Pradip Datta's career in the NHS spans five decades. He travelled to the UK from India in 1967 and discovered it was very difficult for overseas doctors to get a place on a course which would help them to pass the Fellowship of the Royal College of Surgeons (FRCS). Mr Datta gained his own FRCS in 1969, trained in hospitals across England and entered a Consultant post at Caithness General in 1980 where he was able to attract a steady stream of both doctors in training and permanent staff by setting up the Caithness Final FRCS course.

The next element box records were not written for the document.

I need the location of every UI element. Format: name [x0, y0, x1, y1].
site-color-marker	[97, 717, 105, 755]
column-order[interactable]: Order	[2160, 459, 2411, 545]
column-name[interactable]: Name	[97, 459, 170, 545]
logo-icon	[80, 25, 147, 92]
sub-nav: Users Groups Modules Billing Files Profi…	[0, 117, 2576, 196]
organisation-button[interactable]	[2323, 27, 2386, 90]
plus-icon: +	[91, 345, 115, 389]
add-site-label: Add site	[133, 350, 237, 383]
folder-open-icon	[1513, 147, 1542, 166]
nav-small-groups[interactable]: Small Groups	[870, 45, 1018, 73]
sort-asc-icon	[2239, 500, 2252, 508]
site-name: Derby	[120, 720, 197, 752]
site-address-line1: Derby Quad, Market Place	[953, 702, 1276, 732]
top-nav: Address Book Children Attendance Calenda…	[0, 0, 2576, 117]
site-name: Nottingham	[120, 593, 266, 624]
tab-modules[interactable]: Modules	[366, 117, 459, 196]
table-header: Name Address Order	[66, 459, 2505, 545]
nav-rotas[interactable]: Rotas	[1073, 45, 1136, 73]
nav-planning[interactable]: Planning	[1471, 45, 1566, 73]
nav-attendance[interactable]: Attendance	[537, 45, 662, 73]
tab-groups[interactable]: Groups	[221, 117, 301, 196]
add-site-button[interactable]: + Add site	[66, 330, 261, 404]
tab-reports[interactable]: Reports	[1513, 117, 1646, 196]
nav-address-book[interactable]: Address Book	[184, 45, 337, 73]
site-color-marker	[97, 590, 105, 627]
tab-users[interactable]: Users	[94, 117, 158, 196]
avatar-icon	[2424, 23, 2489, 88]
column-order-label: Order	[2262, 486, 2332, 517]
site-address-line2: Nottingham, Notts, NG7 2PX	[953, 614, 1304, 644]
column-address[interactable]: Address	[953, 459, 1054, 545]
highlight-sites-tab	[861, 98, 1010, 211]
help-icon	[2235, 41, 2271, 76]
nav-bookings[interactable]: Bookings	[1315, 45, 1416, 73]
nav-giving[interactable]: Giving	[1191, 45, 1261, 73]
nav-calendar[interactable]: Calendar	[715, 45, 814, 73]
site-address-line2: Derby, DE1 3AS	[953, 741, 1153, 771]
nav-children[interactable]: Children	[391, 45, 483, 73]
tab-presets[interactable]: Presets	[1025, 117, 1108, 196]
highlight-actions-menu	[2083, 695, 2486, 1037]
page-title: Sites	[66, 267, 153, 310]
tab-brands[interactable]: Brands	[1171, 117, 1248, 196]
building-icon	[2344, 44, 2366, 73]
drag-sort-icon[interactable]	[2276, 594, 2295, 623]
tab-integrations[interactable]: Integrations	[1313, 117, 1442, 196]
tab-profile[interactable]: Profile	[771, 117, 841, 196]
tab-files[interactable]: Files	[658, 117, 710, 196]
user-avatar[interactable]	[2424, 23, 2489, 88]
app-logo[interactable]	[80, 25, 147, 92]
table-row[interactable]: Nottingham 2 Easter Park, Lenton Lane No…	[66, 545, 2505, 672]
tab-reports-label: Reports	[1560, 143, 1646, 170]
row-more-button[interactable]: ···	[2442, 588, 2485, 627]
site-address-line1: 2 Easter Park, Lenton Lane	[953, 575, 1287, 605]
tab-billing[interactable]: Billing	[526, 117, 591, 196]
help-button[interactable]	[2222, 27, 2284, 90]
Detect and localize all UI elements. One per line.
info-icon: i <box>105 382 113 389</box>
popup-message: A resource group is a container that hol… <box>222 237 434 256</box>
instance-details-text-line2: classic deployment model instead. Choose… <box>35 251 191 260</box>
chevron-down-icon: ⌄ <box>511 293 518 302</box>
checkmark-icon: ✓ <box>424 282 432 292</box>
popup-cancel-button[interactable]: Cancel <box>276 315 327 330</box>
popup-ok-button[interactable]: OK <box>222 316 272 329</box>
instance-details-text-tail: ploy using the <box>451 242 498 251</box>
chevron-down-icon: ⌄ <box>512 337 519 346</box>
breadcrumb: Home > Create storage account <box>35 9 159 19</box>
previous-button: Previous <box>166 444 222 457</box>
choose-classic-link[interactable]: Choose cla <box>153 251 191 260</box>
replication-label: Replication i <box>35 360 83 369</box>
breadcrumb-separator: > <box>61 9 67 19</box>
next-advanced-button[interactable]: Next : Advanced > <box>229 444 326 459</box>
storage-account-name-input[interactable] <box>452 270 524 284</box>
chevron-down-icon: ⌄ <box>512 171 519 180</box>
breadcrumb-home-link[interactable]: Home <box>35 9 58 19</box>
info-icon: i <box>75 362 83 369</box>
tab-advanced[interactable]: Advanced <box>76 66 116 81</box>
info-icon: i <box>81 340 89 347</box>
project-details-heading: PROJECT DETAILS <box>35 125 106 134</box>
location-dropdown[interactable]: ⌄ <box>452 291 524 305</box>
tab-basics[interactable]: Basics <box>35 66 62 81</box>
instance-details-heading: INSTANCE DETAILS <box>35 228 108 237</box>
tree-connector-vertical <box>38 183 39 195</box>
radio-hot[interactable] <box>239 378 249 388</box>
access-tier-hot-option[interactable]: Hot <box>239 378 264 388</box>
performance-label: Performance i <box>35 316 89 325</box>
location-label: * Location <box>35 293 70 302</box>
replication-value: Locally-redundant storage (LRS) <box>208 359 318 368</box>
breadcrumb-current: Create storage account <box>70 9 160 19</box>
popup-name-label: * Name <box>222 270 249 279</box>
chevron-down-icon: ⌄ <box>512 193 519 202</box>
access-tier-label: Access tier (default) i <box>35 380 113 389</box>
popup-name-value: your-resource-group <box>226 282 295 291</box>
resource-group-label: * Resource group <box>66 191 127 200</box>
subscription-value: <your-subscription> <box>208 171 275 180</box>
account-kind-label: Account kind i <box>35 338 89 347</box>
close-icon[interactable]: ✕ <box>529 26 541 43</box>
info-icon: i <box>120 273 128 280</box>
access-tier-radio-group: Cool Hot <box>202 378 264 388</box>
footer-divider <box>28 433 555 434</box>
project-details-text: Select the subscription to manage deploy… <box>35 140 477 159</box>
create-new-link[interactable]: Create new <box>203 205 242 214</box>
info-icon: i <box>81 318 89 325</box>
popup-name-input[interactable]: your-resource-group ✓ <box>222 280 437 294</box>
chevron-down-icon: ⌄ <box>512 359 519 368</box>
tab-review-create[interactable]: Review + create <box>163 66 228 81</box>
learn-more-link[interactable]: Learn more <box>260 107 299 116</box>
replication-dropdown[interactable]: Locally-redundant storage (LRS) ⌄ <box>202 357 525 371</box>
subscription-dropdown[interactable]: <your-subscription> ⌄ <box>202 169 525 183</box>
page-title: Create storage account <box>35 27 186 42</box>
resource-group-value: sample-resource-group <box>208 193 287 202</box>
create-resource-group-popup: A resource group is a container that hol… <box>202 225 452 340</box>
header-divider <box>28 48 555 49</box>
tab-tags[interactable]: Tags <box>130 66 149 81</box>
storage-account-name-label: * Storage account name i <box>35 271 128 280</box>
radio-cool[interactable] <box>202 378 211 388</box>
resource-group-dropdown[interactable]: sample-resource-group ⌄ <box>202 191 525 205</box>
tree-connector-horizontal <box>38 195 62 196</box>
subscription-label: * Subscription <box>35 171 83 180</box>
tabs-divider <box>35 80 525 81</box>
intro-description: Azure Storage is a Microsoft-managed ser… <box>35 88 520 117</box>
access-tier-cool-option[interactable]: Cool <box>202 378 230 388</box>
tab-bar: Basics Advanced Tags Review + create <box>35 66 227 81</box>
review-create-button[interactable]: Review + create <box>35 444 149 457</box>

The FRCS examination and its successor the MRCS, is an in-depth theory, oral and clinical examination where doctors are put on the spot and grilled on their knowledge of anatomy and surgery for three hours. Daunting for any doctor it is especially hard for those for whom English is not their first language but Mr Datta has gained an international reputation for supporting students to develop the confidence they needed to impress examiners. Mr Datta said: "My course is tough. There are no lectures. They see slides and x-rays and clinical photographs and I ask questions. If they don't get it right they have to repeat it again and again until they do. Students say it helps them to come out of their shells and prove that they are ready to move on with their careers. I give them as much time as they need. Some take a few weeks and others a few months. Most graduates of the course went on to pass the FRCS and now the MRCS. "

The success of Mr Datta's course in Wick led the national training body NHS Education for Scotland (NES) to ask him to run it in Edinburgh as well. In 2001 he was one of three finalists for the Silver Scalpel Award for UK Surgical Trainer of the Year.

Most of Mr Datta's students are from Asia, Africa and the Middle East but the distance to Wick or Edinburgh doesn't put them off. "One of my students was a doctor from Darfur in Sudan who started the journey to Wick on a donkey. He travelled thousands of miles to reach the Far North of Scotland so he could get a foothold on a career in surgery. Everyone who attends the Wick course does so by word of mouth and it has always been over subscribed. It has been good for Caithness General and our patients too as we have never had a shortage of junior doctors. "

The Farquharson Award is named after the legendary surgeon and author of a key text book, Eric Leslie Farquharson. Remarkably Mr Farquharson would have tested Mr Datta for the very exam he went on to prepare students. In a letter to Mr Datta, Mr Farquharson's daughter Margaret, who is also a surgeon, said: "I know how much you have done for the teaching and training of young surgeons and my father would have been so pleased that it has been awarded to you. It also somehow completes the circle of your FRCS examination with my father in 1969 and your help and encouragement to me over the recent edition of his textbook."

In 2000 Mr Datta was elected to the Council of the Royal College of Surgeons of Edinburgh and was re-elected last year to serve until 2012. In 2003 the Council elected him to the post of Honorary Secretary of the College, a position he held for 4 years.

Mr Datta does not benefit financially from his teaching. Donations and fees are given to a number of charities including Macmillan, Save the Children and Women in Need - a colony for women with leprosy in India. Mr Datta and his wife are also keen supporters of the Scottish arts.